Настя Терлецкая тогда захотела в «Макдоналдс».
Рассказывая о Насте в свой день рождения, Лида надеялась собрать деньги на продолжение ее лечения. И вот в нескольких московских офисах устанавливаются ящички для пожертвований, школьники пекут печенье для ярмарок, в пользу Насти идет дневная выручка одной из пекарен, коробочки с ее именем ставят в маленьких семейных кафе, а в антракте одного из камерных театров продают бумажных ангелов, которых кто-то вырезает всю ночь накануне… Но деньги не помогли.
Спустя год, в своем традиционном посте в день рождения, Лида расскажет, что для Насти Терлецкой собрали четыре миллиона рублей и благодаря этим деньгам она могла бы лечиться от рака, но случился рецидив. Девочка умерла в хосписе. Настина мама перевела все деньги в детский хоспис, сняла комнату в коммуналке в Мытищах и пришла на работу в выездную службу «Дома с маяком». «Я сидела и держала Настю за ногу. Этот день навсегда останется перед глазами, – напишет Лида. – Я с тех пор не дружила и вряд ли уже подружусь так близко с кем-то из детей».
Лида пока просто не знает, скольких еще сможет вместить.
На память о Насте остается видеоролик: широко улыбающаяся, большеглазая девочка в шерстяной шапочке на лысой голове покидает палату хосписа, чтобы еще немного пожить, а Лида, растроганные медсестры и местные постояльцы провожают их с мамой за медленно закрывающуюся дверь.

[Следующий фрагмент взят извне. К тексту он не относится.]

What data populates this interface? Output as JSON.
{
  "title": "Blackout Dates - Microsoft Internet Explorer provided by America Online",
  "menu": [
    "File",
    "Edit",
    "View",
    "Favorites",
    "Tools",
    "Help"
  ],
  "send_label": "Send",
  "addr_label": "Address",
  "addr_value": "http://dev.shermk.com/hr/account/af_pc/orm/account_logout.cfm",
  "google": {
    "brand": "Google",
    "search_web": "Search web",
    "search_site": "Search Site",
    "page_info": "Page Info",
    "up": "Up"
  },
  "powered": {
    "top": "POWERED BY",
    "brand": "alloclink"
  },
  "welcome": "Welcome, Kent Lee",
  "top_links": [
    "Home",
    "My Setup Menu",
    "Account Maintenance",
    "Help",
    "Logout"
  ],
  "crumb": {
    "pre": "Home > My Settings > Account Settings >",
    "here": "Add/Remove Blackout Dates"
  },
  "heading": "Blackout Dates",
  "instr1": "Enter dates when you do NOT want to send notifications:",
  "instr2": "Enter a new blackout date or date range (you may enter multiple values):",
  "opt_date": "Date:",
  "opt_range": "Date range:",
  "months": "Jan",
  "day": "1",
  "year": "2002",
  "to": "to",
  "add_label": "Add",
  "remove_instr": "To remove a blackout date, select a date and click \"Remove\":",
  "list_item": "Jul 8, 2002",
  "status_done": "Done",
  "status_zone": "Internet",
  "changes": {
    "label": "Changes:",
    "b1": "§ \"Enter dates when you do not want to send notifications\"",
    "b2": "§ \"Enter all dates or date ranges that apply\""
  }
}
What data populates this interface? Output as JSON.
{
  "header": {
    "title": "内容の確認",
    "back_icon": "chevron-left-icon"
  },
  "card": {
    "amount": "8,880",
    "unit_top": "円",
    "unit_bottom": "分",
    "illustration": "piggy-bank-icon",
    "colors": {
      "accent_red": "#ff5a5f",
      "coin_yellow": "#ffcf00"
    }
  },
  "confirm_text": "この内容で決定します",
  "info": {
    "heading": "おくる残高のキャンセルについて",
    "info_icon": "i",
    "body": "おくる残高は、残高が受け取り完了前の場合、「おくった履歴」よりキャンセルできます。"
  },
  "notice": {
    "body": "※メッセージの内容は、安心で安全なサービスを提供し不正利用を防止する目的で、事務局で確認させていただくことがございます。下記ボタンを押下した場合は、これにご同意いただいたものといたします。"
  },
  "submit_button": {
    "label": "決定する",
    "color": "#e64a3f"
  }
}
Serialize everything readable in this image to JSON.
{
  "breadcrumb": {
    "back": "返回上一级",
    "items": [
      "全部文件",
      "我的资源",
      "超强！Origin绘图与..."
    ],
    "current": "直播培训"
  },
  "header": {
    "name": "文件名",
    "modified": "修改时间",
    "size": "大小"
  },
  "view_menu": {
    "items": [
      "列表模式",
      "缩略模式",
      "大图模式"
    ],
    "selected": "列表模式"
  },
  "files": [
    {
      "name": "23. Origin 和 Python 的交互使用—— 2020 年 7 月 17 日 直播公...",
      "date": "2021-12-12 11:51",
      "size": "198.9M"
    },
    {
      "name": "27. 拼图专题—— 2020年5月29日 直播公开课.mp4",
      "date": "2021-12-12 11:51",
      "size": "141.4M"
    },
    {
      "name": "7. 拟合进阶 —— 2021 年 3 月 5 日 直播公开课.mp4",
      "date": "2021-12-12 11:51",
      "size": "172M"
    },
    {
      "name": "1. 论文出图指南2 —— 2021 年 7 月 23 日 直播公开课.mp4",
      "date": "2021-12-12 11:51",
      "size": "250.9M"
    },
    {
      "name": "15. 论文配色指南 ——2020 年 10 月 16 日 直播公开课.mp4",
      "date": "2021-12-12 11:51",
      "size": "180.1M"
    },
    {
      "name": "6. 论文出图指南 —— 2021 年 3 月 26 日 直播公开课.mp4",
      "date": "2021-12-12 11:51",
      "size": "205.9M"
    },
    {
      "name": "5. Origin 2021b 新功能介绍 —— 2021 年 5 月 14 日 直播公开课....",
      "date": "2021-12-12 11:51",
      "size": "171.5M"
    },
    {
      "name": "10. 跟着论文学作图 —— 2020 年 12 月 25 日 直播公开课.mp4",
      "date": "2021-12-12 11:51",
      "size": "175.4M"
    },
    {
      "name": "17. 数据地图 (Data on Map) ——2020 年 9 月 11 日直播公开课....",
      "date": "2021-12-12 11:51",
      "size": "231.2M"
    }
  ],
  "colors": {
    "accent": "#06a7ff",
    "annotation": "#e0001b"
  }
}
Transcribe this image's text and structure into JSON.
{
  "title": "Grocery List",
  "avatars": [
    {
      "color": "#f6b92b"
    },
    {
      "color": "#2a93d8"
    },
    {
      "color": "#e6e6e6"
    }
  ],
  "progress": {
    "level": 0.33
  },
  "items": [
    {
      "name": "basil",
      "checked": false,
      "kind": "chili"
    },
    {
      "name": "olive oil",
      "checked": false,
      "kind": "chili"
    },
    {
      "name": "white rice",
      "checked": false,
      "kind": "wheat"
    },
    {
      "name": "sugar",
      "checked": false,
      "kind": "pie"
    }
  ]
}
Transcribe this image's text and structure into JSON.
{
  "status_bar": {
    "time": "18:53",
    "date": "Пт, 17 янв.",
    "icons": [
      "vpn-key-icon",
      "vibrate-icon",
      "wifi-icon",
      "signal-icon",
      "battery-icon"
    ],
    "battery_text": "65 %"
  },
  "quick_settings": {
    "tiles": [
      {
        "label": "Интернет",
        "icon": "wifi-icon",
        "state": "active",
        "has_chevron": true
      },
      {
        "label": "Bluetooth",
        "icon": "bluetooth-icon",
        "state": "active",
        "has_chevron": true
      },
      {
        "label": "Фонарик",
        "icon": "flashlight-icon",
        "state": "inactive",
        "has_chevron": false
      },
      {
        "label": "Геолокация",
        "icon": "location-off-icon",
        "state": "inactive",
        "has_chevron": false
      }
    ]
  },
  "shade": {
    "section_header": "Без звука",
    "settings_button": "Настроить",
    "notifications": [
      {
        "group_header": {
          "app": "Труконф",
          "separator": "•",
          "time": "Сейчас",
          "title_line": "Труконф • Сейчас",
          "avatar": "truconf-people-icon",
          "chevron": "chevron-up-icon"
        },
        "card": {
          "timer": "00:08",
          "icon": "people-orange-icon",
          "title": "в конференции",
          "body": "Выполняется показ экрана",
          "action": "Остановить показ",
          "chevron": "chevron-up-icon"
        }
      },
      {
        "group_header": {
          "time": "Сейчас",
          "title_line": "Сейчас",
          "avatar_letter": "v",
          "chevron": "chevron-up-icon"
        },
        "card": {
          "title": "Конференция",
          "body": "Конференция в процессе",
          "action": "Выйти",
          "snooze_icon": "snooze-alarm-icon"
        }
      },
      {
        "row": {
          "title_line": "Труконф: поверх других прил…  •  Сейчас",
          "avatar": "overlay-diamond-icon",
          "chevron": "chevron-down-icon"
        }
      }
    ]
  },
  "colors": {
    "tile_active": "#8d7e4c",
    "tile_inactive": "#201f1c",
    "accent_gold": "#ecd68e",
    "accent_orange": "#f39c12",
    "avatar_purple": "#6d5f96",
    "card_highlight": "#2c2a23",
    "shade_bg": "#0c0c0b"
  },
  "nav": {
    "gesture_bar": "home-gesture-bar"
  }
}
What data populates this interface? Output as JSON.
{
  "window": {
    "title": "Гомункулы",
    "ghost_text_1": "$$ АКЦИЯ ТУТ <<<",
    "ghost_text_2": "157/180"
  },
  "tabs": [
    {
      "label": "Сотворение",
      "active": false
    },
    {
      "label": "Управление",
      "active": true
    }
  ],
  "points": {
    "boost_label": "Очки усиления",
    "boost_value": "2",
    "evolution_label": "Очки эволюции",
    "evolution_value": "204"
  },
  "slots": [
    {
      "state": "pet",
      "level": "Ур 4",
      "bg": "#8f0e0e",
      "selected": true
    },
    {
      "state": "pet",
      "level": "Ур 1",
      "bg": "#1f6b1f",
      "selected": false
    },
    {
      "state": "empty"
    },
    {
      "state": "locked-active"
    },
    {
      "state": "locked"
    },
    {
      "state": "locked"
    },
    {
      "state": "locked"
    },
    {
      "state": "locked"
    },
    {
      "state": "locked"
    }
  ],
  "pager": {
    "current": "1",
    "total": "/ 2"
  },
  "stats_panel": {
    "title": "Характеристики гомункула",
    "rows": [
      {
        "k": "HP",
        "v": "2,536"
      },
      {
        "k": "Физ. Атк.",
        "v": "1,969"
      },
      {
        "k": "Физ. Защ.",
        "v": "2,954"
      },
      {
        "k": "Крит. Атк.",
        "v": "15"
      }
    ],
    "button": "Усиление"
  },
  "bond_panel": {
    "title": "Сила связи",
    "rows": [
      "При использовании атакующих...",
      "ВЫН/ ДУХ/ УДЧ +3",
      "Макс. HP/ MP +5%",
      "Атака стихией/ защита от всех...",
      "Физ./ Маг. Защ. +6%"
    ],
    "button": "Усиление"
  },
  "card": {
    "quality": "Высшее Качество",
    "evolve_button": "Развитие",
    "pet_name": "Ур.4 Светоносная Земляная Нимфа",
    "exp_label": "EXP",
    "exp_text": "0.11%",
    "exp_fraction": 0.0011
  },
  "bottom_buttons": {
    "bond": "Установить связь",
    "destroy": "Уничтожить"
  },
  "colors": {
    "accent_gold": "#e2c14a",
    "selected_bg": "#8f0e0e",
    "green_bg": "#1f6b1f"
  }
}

«Лида всегда звонила, писала и приходила сама, – вспоминает о Лиде тех лет мама Маржаны. – Первое, что поразило меня, – это ее деликатность и скромность. Она старалась минимально беспокоить, очень бережно к нам относилась. Она сразу начинала действовать, ведь счет на часы. Эта помощь освободила меня для дочери, я наконец смогла уделять внимание ей, а не решению проблем. Поддержка была такой мощной, что мы успокоились и почувствовали себя сильнее, а мир вокруг стал лучше. Все, что Лида предлагала и говорила, оказалось правильным. Я тогда не со всем соглашалась, а теперь понимаю, что зря. У нее опыт, а мамы всегда новички на грани срыва. В хосписе работают высокопрофессиональные специалисты с большим сердцем, это редкостное сочетание. Там нет закона джунглей. Там и не пахнет смертью, они делают оставшуюся жизнь как можно лучше и не боятся быть рядом до конца».
Волонтеры, помнившие Лиду по первым годам ее деятельности, назовут ее «ребенком, завороженным смертью». Амина, мама Маржаны, добавит в это определение важное обстоятельство: это смерть, столкнувшаяся с законом джунглей. Как когда-то Галя Чаликова, умевшая видеть хорошее в каждом человеке, обустраивала «уютную норку» гуманистической реальности в зоне ракового кошмара, так сейчас Лида Мониава пытается приручить смерть.
И сделать ее хорошей.
Глава 8. Слушать и обнимать
Детский хоспис делает людей лучше.
Оксана Попова, мама Ани
В паллиативной помощи главное – слушать. И обнимать.
Дима Ястребов, руководитель отдела нянь «Дома с маяком»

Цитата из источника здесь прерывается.